Read the Eleventh Circuit’s decision [PDF 105 KB]
The taxpayers, U.S. citizens, were residents of the Virgin Islands. They asserted that they had satisfied both their U.S. and Virgin Islands tax obligations by filing a return with the Virgin Islands Bureau of Internal Revenue (BIR) and by paying taxes on their worldwide income to the Virgin Islands.
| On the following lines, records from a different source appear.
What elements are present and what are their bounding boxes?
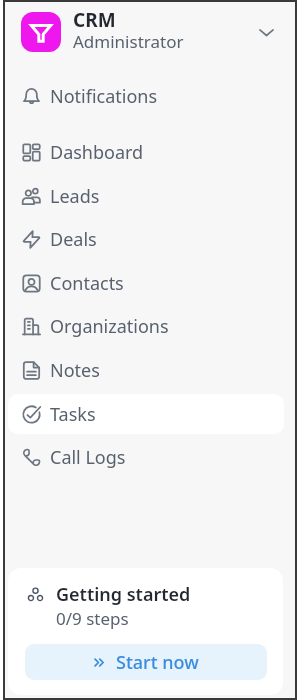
button[interactable]: Leads	[8, 176, 284, 216]
staticText: Organizations	[50, 314, 169, 339]
button[interactable]: Organizations	[8, 306, 284, 346]
staticText: Tasks	[50, 402, 96, 427]
staticText: Start now	[116, 650, 199, 675]
staticText: 0/9 steps	[56, 607, 129, 630]
button[interactable]: Deals	[8, 219, 284, 259]
button[interactable]: Notifications	[8, 76, 284, 116]
button[interactable]: Start now	[25, 644, 267, 680]
button[interactable]: Expand account menu	[249, 15, 283, 49]
staticText: Contacts	[50, 271, 124, 296]
staticText: Notifications	[50, 84, 158, 109]
button[interactable]: Contacts	[8, 263, 284, 303]
button[interactable]: CRM	[5, 2, 295, 61]
staticText: Getting started	[56, 582, 191, 607]
button[interactable]: Tasks	[8, 394, 284, 434]
button[interactable]: Notes	[8, 350, 284, 390]
staticText: Leads	[50, 184, 100, 209]
button[interactable]: Call Logs	[8, 437, 284, 477]
staticText: Notes	[50, 358, 100, 383]
staticText: Deals	[50, 227, 97, 252]
staticText: Administrator	[73, 30, 184, 53]
button[interactable]: Dashboard	[8, 132, 284, 172]
staticText: CRM	[73, 7, 116, 33]
staticText: Call Logs	[50, 445, 126, 470]
staticText: Dashboard	[50, 140, 144, 165]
As such, they asserted they were relieved of any obligation to file a return with the IRS or pay taxes to the United States.
They did not file income tax returns with the IRS for the years at issue (2002, 2003, and 2004).
In 2009 and 2010, the IRS issued deficiency notices to the taxpayer for 2002, 2003, and 2004, asserting (1) the taxpayers were not bona fide residents of the Virgin Islands during those years and were to have filed federal tax returns; and (2) some of the income classified as Virgin Islands income was, in fact, U.S. income and was subject to federal income tax.
The IRS deficiency notices were issued more than three years after the Virgin Island returns were filed; however, the IRS asserted that collection was not barred because of the taxpayers’ failure to file federal income tax returns.
The taxpayers filed petitions with the Tax Court, and the Virgin Islands moved to intervene—which the Tax Court denied, and this appeal followed.
The Eleventh Circuit today reversed and remanded the cases to the Tax Court, with instructions to grant the motion to intervene. The appeals court found that the Virgin Islands has an interest in the Tax Court proceedings and that the findings would have practical implications for the Virgin Islands taxation of the same individuals.